MUNT (Harry), The Holy City of Medina: Sacred Space in Early Islamic Arabia, Cambridge, Cambridge University Press, ("Cambridge Studies in Islamic Civilization"), 2014, 240 p. ISBN 978-1107042131
Harry Munt is a British Academy Postdoctoral Fellow at the Oriental Institute and Wolfson College at the University of Oxford.
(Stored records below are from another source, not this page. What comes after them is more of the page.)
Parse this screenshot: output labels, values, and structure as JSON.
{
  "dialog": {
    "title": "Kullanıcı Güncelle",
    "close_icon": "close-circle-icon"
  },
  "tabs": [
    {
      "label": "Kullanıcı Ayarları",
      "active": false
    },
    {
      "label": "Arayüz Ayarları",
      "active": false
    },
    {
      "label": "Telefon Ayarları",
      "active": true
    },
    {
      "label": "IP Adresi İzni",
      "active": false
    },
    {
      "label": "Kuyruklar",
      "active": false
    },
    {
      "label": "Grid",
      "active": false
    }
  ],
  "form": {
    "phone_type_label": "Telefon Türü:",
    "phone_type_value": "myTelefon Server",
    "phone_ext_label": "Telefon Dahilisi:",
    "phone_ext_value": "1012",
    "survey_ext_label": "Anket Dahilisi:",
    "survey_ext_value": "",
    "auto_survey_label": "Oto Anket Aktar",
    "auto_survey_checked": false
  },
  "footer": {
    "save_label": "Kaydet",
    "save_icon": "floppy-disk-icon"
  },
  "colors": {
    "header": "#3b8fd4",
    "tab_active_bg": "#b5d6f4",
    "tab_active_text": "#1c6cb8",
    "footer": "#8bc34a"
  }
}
This is the first book-length study of the emergence of Medina, in modern Saudi Arabia, as a widely venerated sacred space and holy city over the course of the first three Islamic centuries (the seventh to ninth centuries CE). This was a dynamic period that witnessed the evolution of many Islamic political, religious and legal doctrines, and the book situates Medina’s emerging sanctity within the appropriate historical contexts. The book focuses on the roles played by the Prophet Muḥammad, by the Umayyad and early Abbasid caliphs and by Muslim legal scholars. It shows that Medina’s emergence as a holy city, alongside Mecca and Jerusalem, as well as the development of many of the doctrines associated with its sanctity, was the result of gradual and contested processes and was intimately linked with important contemporary developments concerning the legitimation of political, religious and legal authority in the Islamic world.
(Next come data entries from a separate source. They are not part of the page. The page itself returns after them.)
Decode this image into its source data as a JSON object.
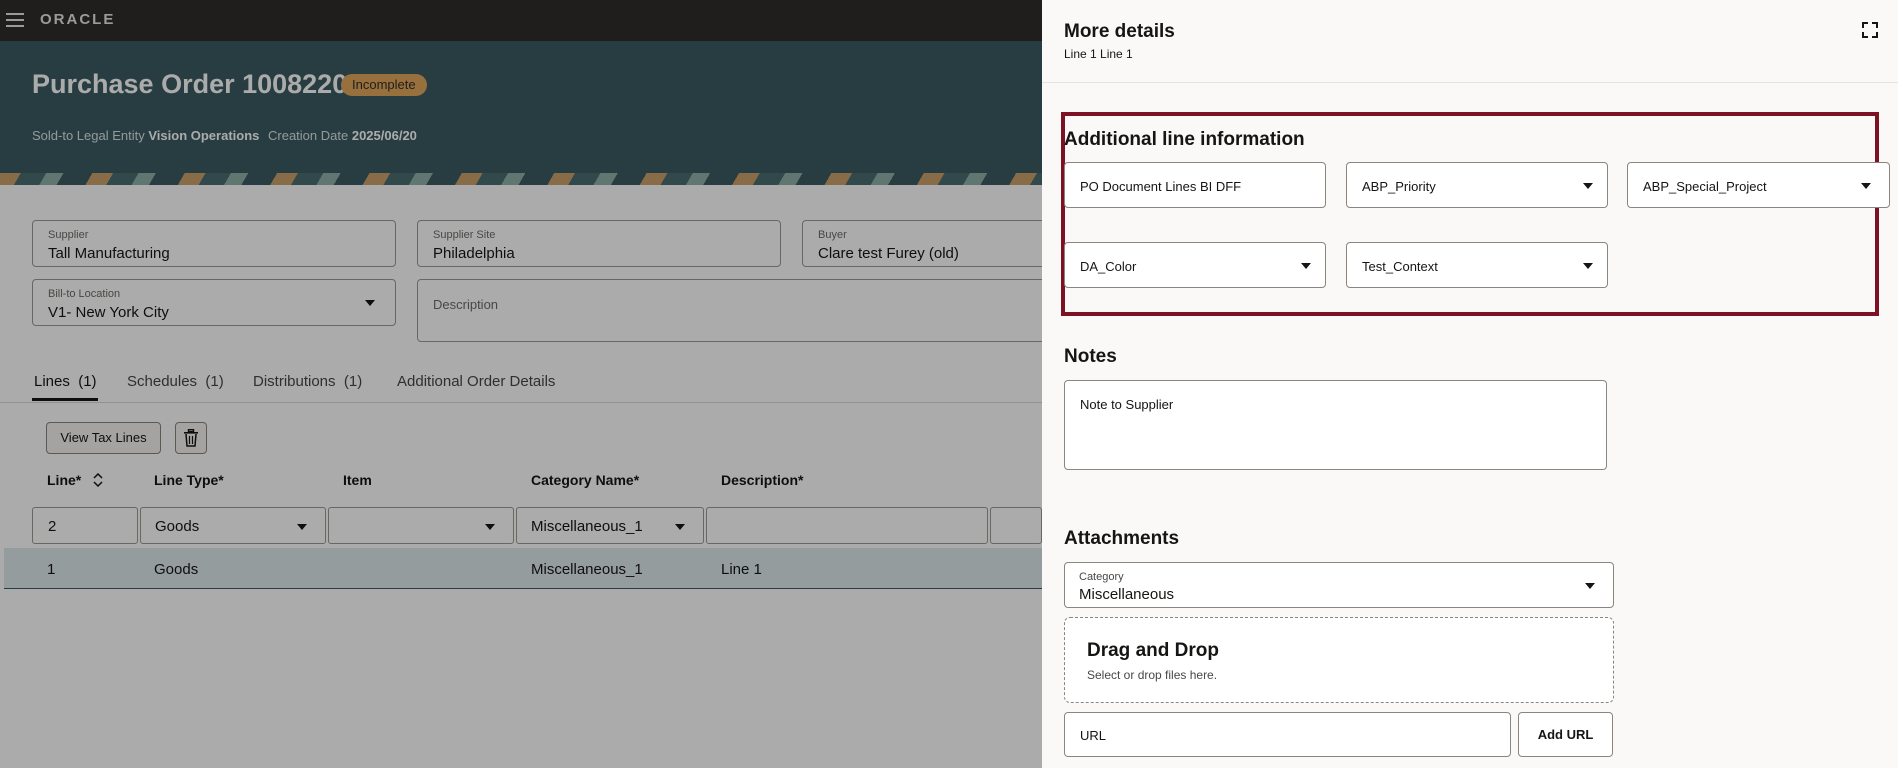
{
  "brand": {
    "logo": "ORACLE"
  },
  "header": {
    "title": "Purchase Order 1008220",
    "status": "Incomplete",
    "legal_entity_label": "Sold-to Legal Entity",
    "legal_entity_value": "Vision Operations",
    "creation_date_label": "Creation Date",
    "creation_date_value": "2025/06/20"
  },
  "form": {
    "supplier_label": "Supplier",
    "supplier_value": "Tall Manufacturing",
    "site_label": "Supplier Site",
    "site_value": "Philadelphia",
    "buyer_label": "Buyer",
    "buyer_value": "Clare test Furey (old)",
    "billto_label": "Bill-to Location",
    "billto_value": "V1- New York City",
    "description_label": "Description"
  },
  "tabs": [
    {
      "label": "Lines",
      "count": "(1)"
    },
    {
      "label": "Schedules",
      "count": "(1)"
    },
    {
      "label": "Distributions",
      "count": "(1)"
    },
    {
      "label": "Additional Order Details",
      "count": ""
    }
  ],
  "toolbar": {
    "view_tax_lines": "View Tax Lines"
  },
  "table": {
    "columns": [
      "Line*",
      "Line Type*",
      "Item",
      "Category Name*",
      "Description*"
    ],
    "edit_row": {
      "line": "2",
      "type": "Goods",
      "item": "",
      "category": "Miscellaneous_1",
      "description": ""
    },
    "rows": [
      {
        "line": "1",
        "type": "Goods",
        "item": "",
        "category": "Miscellaneous_1",
        "description": "Line 1"
      }
    ]
  },
  "drawer": {
    "title": "More details",
    "subtitle": "Line 1 Line 1",
    "additional_title": "Additional line information",
    "fields": {
      "po_lines": "PO Document Lines BI DFF",
      "priority": "ABP_Priority",
      "special_project": "ABP_Special_Project",
      "color": "DA_Color",
      "test_context": "Test_Context"
    },
    "notes_title": "Notes",
    "note_placeholder": "Note to Supplier",
    "attachments_title": "Attachments",
    "category_label": "Category",
    "category_value": "Miscellaneous",
    "dropzone_title": "Drag and Drop",
    "dropzone_sub": "Select or drop files here.",
    "url_placeholder": "URL",
    "add_url": "Add URL"
  },
  "colors": {
    "header": "#3c5c63",
    "badge": "#e2a85d",
    "highlight": "#7d1224",
    "topbar": "#312d2a"
  }
}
1. Haram and himā: sacred space in the pre-Islamic Hijāz
2. Muhammad and the Constitution of Medina: the declaration of Medina’s haram
3. Debating sanctity: the validity of Medina’s haram
4. The construction of a sacred topography
5. Following in the Prophet’s footsteps, visiting his grave: early Islamic pilgrimage to Medina
6. The Prophet’s inheritance: Medina’s emergence as a holy city in the first-third and seventh-ninth centuries
(Source : Cambridge University Press)
This thesis investigates the emergence of Medina in the Ḥijāz as a widely-venerated holy city over the first three Islamic centuries (seventh to ninth centuries CE) within the appropriate historical context, with special attention paid to the town’s ḥaram. It focuses in particular upon the roles played by the Prophet Muḥammad, Umayyad and Abbasid caliphs, and early Islamic legal scholars in this development. It shows that Medina’s emergence as a widely-venerated holy city alongside Mecca was a gradual and contested process, and one that was intimately linked with several important developments concerning legitimate political, religious, and legal authority in the Islamic world. The most important sources for this study have been Medina’s local histories, and Chapter One investigates the development of a tradition of local history-writing there. The Prophet Muḥammad first created a form of sacred space, a ḥaram, at Medina, and Chapter Two seeks to provide the context for this by investigating some forms of sacred and protected space found in the pre-Islamic Arabian Peninsula. Chapter Three then examines a rare early document preserved in the later Islamic sources, which deals in part with Muḥammad’s creation of Medina’s ḥaram, the so-called “Constitution of Medina”, and investigates why and how Muḥammad created that particular form of sacred space at Medina. The remaining two chapters deal with the history of Muḥammad’s ḥaram at Medina after his death as its original raison d’être disappeared. Chapter Four analyses some aspects of Muslim legal scholars’ discussions concerning Medina’s ḥaram, and demonstrates that certain groups disputed its existence. Chapter Five then seeks to understand why caliphs and other scholars invested so heavily in actively promoting its widespread veneration and Medina’s status as a holy city. It concludes that caliphs from the late first/early eighth century patronised Medina to associate themselves with legitimate political authority inherited from Muḥammad, and that from the late second/eighth century certain legal scholars argued for the continued existence of Medina’s ḥaram because of its association with the Prophet and his Companions who had come to be for them the ultimate source of legal authority. (Reference: Thomas H. R. Munt, (2011). The sacred history of early Islamic Medina: the prophet, caliphs, scholars and the town’s Ḥaram. DPhil. University of Oxford.)